In 1828, the first edition of Chitty's Statutes of Practical Utility was published in two volumes, edited by Joseph Chitty, which printed all statutes relevant to practicing lawyers with short notes, grouped under subject and arranged alphabetically. The second edition of the work was published in four volumes from 1851–4, edited by William Newland Welsby and Edward Beavan. The third edition of the work in four volumes was published in 1865, after Welsby's death during editing. The fourth edition of the work was published in six volumes in 1880, edited by John Mountney Lely. The fifth edition of the work was published in 13 volumes from 1894–5, edited by John Mountney Lely. Supplemental volumes were published annually until 1948.

The Chronological Table of the Statutes, first published in 1870, was based on The Statutes of the Realm as far as the end of the reign of Queen Anne (13 Ann.) Thenceforth, Ruffhead's Edition 1786, edited by Serjeant Charles Runnington, also known as the Statutes at Large, was followed until the end of the 25th year of the reign of King George III (25 Geo. 3).

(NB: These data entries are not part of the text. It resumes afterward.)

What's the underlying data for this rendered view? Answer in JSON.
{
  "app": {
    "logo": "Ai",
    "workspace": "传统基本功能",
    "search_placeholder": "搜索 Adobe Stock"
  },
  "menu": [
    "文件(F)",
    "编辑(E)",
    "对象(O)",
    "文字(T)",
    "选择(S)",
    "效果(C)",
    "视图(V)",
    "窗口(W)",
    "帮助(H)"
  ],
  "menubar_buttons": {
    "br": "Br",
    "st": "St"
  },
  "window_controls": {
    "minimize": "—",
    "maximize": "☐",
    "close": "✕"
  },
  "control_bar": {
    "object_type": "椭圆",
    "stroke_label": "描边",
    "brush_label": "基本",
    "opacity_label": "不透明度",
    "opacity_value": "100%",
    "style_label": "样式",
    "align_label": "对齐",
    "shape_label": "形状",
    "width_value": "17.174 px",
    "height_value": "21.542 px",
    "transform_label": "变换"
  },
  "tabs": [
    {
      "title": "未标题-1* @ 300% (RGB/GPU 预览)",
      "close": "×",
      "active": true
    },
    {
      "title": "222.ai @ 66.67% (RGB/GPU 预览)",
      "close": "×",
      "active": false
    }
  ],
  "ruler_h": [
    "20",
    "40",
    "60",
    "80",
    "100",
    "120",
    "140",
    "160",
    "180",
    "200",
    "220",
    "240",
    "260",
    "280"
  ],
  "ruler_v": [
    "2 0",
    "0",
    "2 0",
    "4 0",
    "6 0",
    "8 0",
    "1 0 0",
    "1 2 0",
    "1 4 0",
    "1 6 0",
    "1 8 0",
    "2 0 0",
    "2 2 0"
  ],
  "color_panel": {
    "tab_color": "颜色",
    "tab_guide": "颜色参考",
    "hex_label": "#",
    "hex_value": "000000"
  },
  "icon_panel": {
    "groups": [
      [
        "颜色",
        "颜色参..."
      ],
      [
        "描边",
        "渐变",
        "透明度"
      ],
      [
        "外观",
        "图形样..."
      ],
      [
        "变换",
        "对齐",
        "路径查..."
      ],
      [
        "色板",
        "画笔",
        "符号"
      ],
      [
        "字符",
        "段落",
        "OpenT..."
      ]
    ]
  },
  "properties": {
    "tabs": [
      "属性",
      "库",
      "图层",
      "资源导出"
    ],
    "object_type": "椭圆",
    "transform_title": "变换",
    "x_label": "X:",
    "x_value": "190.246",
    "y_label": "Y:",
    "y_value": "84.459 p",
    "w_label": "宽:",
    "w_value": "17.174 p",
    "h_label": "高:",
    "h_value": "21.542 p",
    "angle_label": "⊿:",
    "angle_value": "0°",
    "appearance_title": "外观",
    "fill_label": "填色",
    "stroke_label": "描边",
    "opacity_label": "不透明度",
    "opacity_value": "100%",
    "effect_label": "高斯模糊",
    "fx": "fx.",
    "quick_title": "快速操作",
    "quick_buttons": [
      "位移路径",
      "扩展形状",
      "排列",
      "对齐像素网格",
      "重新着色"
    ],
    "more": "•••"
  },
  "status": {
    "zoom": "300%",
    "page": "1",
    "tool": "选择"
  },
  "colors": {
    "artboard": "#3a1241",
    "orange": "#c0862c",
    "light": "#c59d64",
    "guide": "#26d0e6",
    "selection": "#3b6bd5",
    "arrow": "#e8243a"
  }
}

From 1861, enactments which had ceased to be in force or had become necessary were repealed by the Statute Law Revision Acts. In 1868, the Lord Chancellor, Hugh Cairns, 1st Earl Cairns, appointed the Statute Law Committee to superintend the preparation of the revised edition of the statutes. The 18 volume first edition was published between 1870 and 1878, replacing the 118 volumes that included repealed and expired statutes. A 16 volume second edition was published in 1886, which included a chronological list of acts passed with extent of repeals and a full index for each volume. In 1888, a single volume revised edition of the Ante-Union Irish Statutes from 1710 to 1800 was published by the Irish Government.

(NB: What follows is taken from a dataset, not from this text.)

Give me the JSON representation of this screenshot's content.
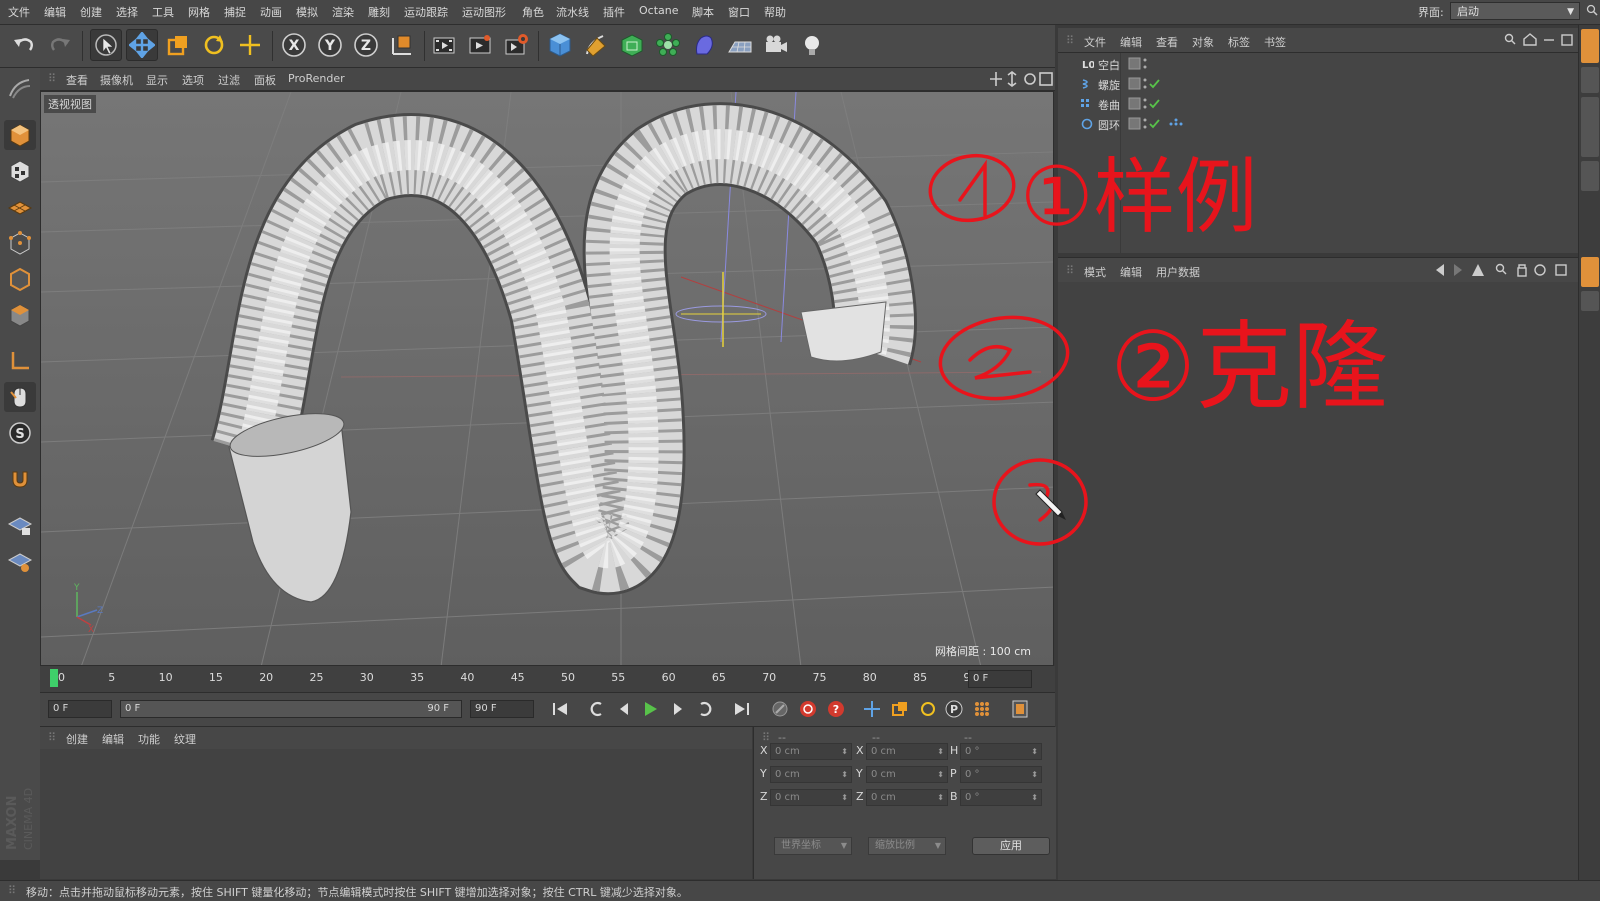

From 1887, an authoritative edition of the Annual Statutes was published annually, containing an index to the public general acts of the session, tables of the titles of public general acts, public acts of a local character, local acts and private acts, a table of showing the effect of the year's legislation on public general acts and a table of local and private acts arranged in classes.

Section 19(1)(b) of the Interpretation Act 1978 refers to The Statutes of the Realm.

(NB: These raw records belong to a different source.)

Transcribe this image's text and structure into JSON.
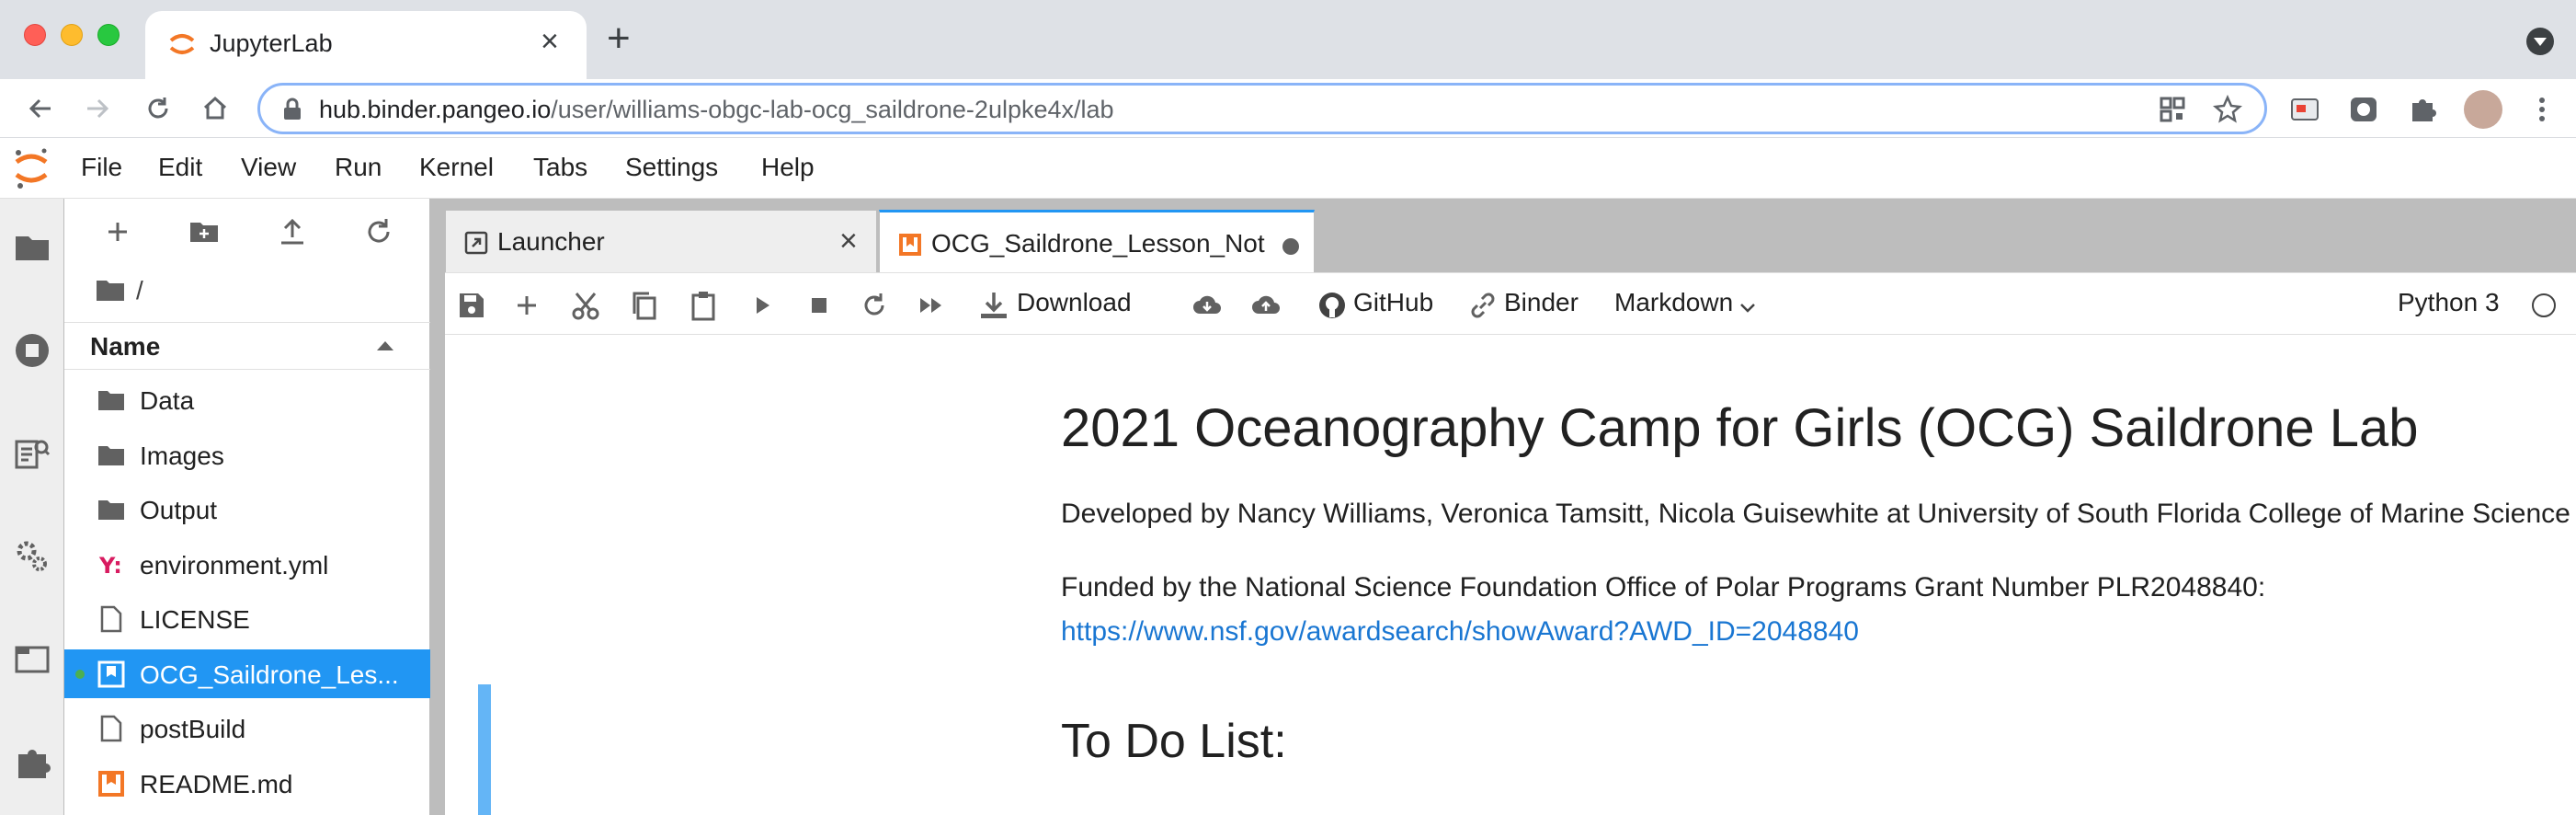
{
  "browser": {
    "tab_title": "JupyterLab",
    "url_host": "hub.binder.pangeo.io",
    "url_path": "/user/williams-obgc-lab-ocg_saildrone-2ulpke4x/lab"
  },
  "menubar": {
    "items": [
      "File",
      "Edit",
      "View",
      "Run",
      "Kernel",
      "Tabs",
      "Settings",
      "Help"
    ]
  },
  "filebrowser": {
    "breadcrumb": "/",
    "header": "Name",
    "files": [
      {
        "name": "Data",
        "icon": "folder-icon"
      },
      {
        "name": "Images",
        "icon": "folder-icon"
      },
      {
        "name": "Output",
        "icon": "folder-icon"
      },
      {
        "name": "environment.yml",
        "icon": "yaml-icon"
      },
      {
        "name": "LICENSE",
        "icon": "file-icon"
      },
      {
        "name": "OCG_Saildrone_Les...",
        "icon": "notebook-icon",
        "selected": true,
        "running": true
      },
      {
        "name": "postBuild",
        "icon": "file-icon"
      },
      {
        "name": "README.md",
        "icon": "markdown-icon"
      }
    ]
  },
  "tabs": {
    "launcher": "Launcher",
    "notebook": "OCG_Saildrone_Lesson_Not"
  },
  "nb_toolbar": {
    "download": "Download",
    "github": "GitHub",
    "binder": "Binder",
    "cell_type": "Markdown",
    "kernel": "Python 3"
  },
  "notebook": {
    "title": "2021 Oceanography Camp for Girls (OCG) Saildrone Lab",
    "developed_by": "Developed by Nancy Williams, Veronica Tamsitt, Nicola Guisewhite at University of South Florida College of Marine Science",
    "funded_by": "Funded by the National Science Foundation Office of Polar Programs Grant Number PLR2048840:",
    "link": "https://www.nsf.gov/awardsearch/showAward?AWD_ID=2048840",
    "todo_heading": "To Do List:"
  },
  "colors": {
    "accent": "#2196f3",
    "jupyter_orange": "#f37726",
    "link": "#1976d2"
  }
}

== Differences from Ruffhead's Edition (The Statutes at Large) ==
The differences between The Statutes of the Realm and other editions, including Ruffhead's Edition (The Statutes at Large) were considerable. The Chronological Table of the Statutes published variances between The Statutes of the Realm and Ruffhead's Edition, (Note: The edition of Ruffhead referred to throughout is that by Serjeant Runnington, 1786.) with respect to years, statutes and chapters. (Note: Where the year is the same in both editions, a slight difference in the titles or otherwise is not usually noticed as a variance.)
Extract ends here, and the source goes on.